Схожую ситуацию она описывает с проблемой отбирания детей бывшими мужьями, которая остро стоит в Чечне и Ингушетии. Согласно исследованию фонда имени Бёлля, в Чечне о существовании такой угрозы заявили 79% женщин, в Ингушетии — 23%.
«Нужно учитывать, что Ингушетия еще более традиционализирована, чем Чечня. Там есть прослойка женщин, которые смирились с такой практикой. То есть тут может быть и замалчивание, и то, что [в Ингушетии часть женщин] воспринимают это менее остро. Хотя проблема [в этих республиках] стоит одинаково. Другой вопрос, что в Чечне и число разводов было выше», — говорит Сиражудинова.
Порочный круг насилия
Авторы исследования о жизни мужчин на Кавказе, подводя выводы, указывают, что будучи включенным в сообщество, которое продолжает поддерживать патриархальный уклад, мужчины продолжают воспроизводить модели отношений и жизненные позиции, которые ухудшают положение женщин и ограничивают их возможности.

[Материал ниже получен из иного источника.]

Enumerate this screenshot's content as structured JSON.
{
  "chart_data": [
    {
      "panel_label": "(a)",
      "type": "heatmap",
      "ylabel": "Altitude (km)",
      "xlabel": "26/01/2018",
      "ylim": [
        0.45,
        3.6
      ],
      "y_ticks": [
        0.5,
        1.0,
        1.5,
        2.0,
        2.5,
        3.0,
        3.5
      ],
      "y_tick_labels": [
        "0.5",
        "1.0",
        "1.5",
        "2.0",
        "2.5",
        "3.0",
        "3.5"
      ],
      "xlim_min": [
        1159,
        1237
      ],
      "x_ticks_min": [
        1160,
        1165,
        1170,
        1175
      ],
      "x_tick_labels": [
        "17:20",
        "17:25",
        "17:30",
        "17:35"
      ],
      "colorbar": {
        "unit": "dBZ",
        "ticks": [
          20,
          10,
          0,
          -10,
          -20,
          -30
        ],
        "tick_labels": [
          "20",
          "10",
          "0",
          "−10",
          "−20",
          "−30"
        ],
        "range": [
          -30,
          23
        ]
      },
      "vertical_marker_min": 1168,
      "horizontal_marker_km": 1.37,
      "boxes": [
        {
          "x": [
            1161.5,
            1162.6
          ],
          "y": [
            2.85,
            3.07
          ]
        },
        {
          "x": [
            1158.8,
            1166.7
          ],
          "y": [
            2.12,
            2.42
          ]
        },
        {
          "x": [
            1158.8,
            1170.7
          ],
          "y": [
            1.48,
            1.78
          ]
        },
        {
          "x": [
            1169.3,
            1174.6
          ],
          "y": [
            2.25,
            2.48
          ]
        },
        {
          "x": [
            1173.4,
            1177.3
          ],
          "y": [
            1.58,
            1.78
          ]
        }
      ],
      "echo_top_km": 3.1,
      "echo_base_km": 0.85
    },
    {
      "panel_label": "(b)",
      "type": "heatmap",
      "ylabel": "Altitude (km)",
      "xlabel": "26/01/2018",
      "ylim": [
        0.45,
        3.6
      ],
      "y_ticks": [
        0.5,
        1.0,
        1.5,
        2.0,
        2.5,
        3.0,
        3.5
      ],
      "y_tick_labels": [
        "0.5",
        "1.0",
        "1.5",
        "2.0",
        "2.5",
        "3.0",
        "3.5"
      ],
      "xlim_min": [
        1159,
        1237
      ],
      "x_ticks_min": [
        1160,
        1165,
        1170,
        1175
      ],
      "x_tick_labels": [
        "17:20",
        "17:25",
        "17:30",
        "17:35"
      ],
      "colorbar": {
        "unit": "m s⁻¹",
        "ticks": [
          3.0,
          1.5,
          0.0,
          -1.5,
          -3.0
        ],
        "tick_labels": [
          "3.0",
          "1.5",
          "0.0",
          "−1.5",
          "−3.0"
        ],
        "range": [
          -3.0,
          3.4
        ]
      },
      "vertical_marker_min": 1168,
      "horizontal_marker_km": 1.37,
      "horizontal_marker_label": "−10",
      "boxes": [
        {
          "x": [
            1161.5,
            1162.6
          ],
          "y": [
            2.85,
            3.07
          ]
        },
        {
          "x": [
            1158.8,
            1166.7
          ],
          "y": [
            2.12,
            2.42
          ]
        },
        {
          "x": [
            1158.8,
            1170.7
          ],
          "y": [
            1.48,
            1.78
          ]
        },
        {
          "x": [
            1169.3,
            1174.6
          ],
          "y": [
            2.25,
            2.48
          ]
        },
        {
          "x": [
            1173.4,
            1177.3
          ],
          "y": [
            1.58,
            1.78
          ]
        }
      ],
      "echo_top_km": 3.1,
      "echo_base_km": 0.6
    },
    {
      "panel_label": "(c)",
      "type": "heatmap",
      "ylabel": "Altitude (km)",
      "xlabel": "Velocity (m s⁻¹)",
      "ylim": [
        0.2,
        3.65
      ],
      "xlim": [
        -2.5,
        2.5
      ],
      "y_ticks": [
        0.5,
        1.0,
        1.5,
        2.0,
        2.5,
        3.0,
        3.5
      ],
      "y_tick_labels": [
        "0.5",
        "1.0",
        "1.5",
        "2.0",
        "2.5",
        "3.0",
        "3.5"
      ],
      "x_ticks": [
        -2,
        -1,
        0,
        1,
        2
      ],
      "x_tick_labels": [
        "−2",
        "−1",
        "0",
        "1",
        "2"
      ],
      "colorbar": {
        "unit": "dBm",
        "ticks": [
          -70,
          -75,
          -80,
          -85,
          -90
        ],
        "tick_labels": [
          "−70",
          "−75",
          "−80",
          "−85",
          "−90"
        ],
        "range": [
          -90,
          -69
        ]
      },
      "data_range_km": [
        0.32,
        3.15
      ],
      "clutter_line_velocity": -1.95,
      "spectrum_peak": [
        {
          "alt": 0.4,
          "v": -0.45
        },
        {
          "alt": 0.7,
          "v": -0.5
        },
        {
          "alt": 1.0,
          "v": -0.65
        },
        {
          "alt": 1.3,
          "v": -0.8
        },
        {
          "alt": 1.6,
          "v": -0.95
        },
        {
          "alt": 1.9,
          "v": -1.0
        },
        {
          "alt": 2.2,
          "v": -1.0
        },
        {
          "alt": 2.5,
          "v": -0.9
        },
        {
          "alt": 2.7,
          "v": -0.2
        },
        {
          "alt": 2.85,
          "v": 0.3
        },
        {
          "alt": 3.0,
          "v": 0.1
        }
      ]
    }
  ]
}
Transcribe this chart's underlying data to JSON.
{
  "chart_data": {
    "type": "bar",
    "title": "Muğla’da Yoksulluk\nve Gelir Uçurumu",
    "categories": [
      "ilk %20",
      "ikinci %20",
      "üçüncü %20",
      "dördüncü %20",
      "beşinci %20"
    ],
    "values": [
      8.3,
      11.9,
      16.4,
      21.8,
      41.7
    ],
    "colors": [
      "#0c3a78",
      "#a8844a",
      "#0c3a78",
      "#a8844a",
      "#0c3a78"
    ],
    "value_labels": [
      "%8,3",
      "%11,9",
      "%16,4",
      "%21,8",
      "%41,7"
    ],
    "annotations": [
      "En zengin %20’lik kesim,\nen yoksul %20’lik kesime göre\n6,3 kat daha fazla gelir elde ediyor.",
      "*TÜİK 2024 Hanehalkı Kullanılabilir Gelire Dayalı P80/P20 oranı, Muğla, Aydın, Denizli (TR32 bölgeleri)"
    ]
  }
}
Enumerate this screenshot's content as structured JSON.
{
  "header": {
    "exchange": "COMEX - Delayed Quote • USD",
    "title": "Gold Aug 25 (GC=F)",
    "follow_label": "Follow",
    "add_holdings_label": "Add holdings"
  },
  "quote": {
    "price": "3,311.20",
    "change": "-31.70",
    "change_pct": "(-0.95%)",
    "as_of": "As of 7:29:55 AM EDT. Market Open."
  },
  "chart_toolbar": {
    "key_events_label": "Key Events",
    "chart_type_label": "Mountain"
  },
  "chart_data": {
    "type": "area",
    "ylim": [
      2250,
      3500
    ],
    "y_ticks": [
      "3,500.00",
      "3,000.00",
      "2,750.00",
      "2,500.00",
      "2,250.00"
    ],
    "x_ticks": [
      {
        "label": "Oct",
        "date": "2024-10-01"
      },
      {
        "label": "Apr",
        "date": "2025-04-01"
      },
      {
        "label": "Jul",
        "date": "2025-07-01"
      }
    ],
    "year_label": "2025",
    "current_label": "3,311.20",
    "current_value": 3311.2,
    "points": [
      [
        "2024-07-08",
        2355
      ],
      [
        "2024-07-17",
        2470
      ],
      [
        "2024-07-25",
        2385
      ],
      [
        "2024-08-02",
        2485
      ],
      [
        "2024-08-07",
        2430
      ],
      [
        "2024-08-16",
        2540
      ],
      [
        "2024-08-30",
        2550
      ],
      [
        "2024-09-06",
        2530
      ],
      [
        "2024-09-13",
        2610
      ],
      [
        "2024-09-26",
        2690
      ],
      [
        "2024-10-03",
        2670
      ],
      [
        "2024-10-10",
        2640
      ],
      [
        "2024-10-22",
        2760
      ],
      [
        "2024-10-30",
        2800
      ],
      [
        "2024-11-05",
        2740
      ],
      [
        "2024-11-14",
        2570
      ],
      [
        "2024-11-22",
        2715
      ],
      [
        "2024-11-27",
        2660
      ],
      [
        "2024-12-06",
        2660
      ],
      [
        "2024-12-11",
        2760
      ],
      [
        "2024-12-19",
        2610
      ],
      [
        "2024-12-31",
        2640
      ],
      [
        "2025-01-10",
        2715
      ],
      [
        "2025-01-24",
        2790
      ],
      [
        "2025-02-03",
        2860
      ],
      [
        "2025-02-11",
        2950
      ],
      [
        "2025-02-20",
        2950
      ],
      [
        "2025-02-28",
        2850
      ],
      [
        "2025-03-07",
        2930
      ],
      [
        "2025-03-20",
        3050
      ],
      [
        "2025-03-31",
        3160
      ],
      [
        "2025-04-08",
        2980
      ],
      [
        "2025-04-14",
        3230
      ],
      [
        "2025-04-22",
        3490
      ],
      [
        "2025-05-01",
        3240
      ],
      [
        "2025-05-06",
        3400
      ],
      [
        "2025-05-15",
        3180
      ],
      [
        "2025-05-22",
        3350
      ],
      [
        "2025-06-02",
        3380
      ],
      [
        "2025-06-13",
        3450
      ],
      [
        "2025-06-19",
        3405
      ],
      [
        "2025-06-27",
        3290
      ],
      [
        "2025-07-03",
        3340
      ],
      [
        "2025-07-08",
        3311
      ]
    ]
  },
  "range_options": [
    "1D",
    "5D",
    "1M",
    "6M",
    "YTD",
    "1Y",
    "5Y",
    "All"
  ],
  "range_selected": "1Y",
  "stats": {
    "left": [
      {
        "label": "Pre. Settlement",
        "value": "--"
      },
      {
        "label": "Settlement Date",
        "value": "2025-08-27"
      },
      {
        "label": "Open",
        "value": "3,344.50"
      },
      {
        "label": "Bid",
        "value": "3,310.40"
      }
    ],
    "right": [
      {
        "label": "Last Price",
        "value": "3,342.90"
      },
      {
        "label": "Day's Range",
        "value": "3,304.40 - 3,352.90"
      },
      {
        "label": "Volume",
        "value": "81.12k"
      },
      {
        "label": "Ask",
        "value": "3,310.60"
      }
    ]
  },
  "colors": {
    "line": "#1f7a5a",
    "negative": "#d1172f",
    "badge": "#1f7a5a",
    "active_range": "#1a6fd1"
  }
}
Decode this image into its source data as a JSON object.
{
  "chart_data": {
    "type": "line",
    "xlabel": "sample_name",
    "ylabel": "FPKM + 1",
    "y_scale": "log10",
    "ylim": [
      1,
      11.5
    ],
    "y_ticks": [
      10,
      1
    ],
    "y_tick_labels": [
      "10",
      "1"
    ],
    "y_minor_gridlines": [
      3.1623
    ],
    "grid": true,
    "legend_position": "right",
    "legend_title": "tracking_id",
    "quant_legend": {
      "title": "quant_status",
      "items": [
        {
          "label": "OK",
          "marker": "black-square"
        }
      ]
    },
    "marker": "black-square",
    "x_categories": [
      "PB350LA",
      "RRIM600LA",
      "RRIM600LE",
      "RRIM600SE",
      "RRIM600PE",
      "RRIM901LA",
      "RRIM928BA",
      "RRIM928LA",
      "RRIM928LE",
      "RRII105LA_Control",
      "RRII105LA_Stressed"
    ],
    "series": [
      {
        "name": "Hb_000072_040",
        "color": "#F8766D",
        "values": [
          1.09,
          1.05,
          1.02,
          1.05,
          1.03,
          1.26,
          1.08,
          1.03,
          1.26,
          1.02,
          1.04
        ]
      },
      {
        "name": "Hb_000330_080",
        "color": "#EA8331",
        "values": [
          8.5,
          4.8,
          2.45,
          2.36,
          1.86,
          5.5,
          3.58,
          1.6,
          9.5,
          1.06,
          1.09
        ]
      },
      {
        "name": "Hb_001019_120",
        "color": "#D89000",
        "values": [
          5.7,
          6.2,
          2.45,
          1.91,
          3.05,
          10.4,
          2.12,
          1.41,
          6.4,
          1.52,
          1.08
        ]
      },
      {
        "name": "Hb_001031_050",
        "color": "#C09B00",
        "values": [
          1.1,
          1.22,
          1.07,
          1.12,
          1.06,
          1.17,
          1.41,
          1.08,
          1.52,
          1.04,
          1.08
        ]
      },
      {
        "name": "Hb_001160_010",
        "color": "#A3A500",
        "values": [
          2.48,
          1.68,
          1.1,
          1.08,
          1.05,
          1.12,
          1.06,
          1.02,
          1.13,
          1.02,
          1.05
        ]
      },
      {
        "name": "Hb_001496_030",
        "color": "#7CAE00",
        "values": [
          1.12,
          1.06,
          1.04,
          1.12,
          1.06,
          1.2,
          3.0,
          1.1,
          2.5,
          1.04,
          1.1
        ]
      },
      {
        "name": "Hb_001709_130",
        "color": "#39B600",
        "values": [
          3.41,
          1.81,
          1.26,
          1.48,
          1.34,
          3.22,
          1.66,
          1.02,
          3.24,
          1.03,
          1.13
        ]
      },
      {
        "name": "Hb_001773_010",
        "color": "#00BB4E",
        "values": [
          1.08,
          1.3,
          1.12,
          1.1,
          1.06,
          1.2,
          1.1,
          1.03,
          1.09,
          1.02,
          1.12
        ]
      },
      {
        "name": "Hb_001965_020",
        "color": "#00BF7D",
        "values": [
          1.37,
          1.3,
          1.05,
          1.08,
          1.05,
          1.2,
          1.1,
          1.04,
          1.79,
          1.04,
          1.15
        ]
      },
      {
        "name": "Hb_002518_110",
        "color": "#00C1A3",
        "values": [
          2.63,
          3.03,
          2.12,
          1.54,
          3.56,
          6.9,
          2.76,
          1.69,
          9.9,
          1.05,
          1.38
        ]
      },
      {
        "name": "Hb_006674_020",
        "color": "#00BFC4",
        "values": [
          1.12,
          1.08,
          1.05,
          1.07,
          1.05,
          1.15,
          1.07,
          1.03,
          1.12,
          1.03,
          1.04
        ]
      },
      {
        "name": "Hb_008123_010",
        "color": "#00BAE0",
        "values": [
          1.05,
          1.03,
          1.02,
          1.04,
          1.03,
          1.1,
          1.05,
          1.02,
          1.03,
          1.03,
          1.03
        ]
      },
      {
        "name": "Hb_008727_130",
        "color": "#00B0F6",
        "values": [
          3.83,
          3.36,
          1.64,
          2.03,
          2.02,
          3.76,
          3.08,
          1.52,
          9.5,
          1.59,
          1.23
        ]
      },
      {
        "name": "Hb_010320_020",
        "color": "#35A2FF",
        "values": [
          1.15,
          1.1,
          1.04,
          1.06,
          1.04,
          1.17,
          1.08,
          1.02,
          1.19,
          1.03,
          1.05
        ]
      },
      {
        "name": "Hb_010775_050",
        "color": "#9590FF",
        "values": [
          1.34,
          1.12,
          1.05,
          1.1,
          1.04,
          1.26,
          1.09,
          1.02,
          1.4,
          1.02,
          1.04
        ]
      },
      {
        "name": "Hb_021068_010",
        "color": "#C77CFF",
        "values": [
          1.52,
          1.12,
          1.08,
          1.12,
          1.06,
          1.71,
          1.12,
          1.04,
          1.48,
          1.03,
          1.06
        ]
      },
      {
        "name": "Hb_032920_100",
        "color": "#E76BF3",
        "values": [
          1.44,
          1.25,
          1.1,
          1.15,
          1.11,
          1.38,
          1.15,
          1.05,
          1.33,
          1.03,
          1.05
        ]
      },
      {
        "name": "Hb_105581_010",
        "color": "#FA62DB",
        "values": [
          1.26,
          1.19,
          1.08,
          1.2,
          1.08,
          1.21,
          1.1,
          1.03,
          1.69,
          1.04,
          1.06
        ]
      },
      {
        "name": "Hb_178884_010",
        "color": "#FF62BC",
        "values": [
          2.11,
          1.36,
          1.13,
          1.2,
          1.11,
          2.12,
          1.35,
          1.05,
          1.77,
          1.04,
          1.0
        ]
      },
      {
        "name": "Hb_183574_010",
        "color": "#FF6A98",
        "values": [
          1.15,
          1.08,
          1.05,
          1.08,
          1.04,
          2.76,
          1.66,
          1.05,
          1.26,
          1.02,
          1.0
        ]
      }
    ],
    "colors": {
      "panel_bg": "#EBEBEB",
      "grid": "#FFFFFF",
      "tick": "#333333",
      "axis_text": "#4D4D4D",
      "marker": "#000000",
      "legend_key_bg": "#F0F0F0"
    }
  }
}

При этом многие мужчины отмечают, что «сами испытывают на себе давление патриархата и есть некоторые черты в их обществах, которые им хотелось бы поменять». Так, многих мужчин не устраивает контроль над принятием решений, касающихся их частной жизни, и ограничение автономии, которые налагает на них местное общество, необходимость ориентироваться на общественное мнение. Определенное число мужчин стремится к большей независимости от своего рода.
По мнению психолога Гагиевой, здесь имеет место явление, называемое порочным кругом насилия, когда человек неосознанно воспроизводит во взрослой жизни то, что ранило его в более раннем возрасте.
«Всем нам известно детское обещание никогда не обращаться со своими детьми так, как обращались с нами. Но при этом почти каждый, кто его давал, отмечает, что повторяет то же, что делали его родители. То же самое с общественной системой. Можно протестовать против нее, ругать, призывать, но мы все пропитаны этими убеждениями, они живут в нашем теле, они вплелись в нашу систему ценностей, подменяя наши потребности собой. Безусловно, здесь не обходится без внутреннего конфликта. Но решение отказаться от деструктивной модели может проигрывать привычке и давлению», — поясняет психолог.
Помимо психологического фактора играет роль и то, что человеку нужны ресурсы, смелость противостоять общественно признанной модели, которые иногда неоткуда брать. Не последнюю роль, по словам Гагиевой, играет и то, что «патриархальные ценности жестко связываются с национальной идентичностью».
«Даже если у тебя есть внутренние и внешние ресурсы делать так, как ты хочешь, есть смелость противостоять большинству и не поддаваться на провокации, все равно такое поведение может пошатнуться перед идеей о твоей национальной идентичности. И это еще один вызов. Понятно, что только единицы мужчин даже при желании могут преодолеть все три фактора и действительно жить так, как велит им сердце и чувствовать себя при этом довольными», — резюмирует собеседница «Даптара».